Lalu sebenarnya berapa ukuran volume 2 qullah dalam ukuran standar besaran international dimasa sekarang ini? Para ulama kontemporer kemudian mencoba mengukurnya dengan besaran zaman sekarang. Dan ternyata Dalam ukuran masa kini kira-kira sejumlah 270 liter.  Jadi bila air dalam suatu wadah jumlahnya kurang dari 270 liter, lalu digunakan untuk berwudhu, mandi janabah atau kemasukan air yang sudah digunakan untuk berwudhu`, maka air itu dianggap sudah musta’mal.  Air itu suci secara pisik, tapi tidak bisa digunakan untuk bersuci (berwudhu` atau mandi). Tapi bila bukan digunakan untuk wudhu` seperti cuci tangan biasa, maka tidak dikategorikan air musta’mal.

AIR YANG TERCAMPUR DENGAN BARANG YANG SUCI

Jenis air yang ketiga adalah air yang tercampur dengan barang suci atau barang yang bukan najis. Hukumnya tetap suci. Seperti air yang tercampur dengan sabun, kapur barus, tepung dan lainnya. Selama nama air itu masih melekat padanya. Apabila  air telah keluar dari karakternya sebagai air mutlak atau murni, air itu hukumnya suci namun tidak mensucikan. Misalnya air dicampur dengan susu, meski air itu suci dan susu juga benda suci, tetapi campuran antara air dan susu sudah menghilangkan sifat utama air murni menjadi larutan susu. Air yang seperti ini tidak lagi bisa dikatakan air mutlak, sehingga secara hukum tidak sah kalau digunakan untuk berwudhu' atau mandi janabah. Meski pun masih tetap suci.

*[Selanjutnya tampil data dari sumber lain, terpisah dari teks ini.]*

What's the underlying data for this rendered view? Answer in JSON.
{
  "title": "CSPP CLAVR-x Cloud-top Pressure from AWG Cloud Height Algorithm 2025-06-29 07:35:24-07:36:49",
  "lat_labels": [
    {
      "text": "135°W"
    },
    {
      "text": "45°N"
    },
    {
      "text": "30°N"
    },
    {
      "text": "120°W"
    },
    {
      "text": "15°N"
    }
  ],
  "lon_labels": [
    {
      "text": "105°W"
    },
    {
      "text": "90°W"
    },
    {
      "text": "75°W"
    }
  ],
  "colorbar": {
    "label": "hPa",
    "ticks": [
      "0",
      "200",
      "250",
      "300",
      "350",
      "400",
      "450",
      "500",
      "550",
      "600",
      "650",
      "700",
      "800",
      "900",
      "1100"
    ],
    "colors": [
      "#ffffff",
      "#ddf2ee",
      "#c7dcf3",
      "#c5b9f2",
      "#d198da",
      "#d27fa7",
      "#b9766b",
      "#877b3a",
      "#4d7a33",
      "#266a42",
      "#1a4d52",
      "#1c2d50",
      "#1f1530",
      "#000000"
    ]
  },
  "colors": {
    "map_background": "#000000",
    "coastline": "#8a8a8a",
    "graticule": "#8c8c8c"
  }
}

Demikian juga dengan air yang dicampur dengan kaldu daging, irisan daging dan bumbu-bumbu. Air itu kita anggap sudah keluar dari karakter kemutalakannya. Bahkan kita sudah tidak lagi menyebutnya sebagai air, melainkan kita sebut 'kuah bakso'. Tentu saja kita tidak dibenarkan berwudhu dengan kuah bakso.

Hal yang sama terjadi pada kasus air yang dicampur dengan benda lain, seperti teh tubruk, kopi, wedhang ronde, santan kelapa, kuah gado-gado, kuah semur dan opor dan seterusnya, meski semua mengandung air dan tercampur dengan benda suci, namun air itu mengalami perubahan karakter dan kehilangan kemutlakannya. Sehingga air itu meski masih suci tapi tidak sah untuk dijadikan media bersuci.

Tentang kapur barus, ada hadits yang menyebutkan bahwa Rasulullah SAW memerintahkan kita untuk memandikan mayat dengan menggunakannya. Dari Ummi Athiyyah radhiyallahu ‘anha bahwa Rasulullah SAW bersabda,`Mandikanlah dia tiga kali, lima kali atau lebih banyak dari itu dengan air sidr (bidara) dan jadikanlah yang paling akhir air kapur barus (HR. Bukhari 1258, Muslim 939, Abu Daud 3142, Tirmizy 990, An-Nasai 1880 dan Ibnu Majah 1458).

Dan mayat itu tidak dimandikan kecuali dengan menggunakan air yang suci dan mensucikan, sehingga air kapur dan sidr itu hukumnya termasuk yang suci dan mensucikan. Sedangkan tentang air yang tercampur dengan tepung, ada hadits yang diriwayatkan oleh Ummu Hani`.

Dari Ummu Hani’ bahwa Rasulullah SAW mandi bersama Maimunah ra dari satu wadah yang sama, tempat yang merupakan sisa dari tepung. (HR. Nasai 240, Ibnu Khuzaimah 240)

AIR MUTANAJJIS

Air mutanajjis artinya adalah air yang tercampur dengan barang atau benda yang najis. Air yang tercampur dengan benda najis itu bisa memiliki dua kemungkinan hukum, bisa ikut menjadi najis juga atau bisa juga  sebaliknya yaitu ikut tidak menjadi najis. Keduanya tergantung dari apakah air itu mengalami perubahan atau tidak, setelah tercampur benda yang najis. Dan perubahan itu sangat erat kaitannya dengan perbandingan jumlah air dan besarnya noda najis.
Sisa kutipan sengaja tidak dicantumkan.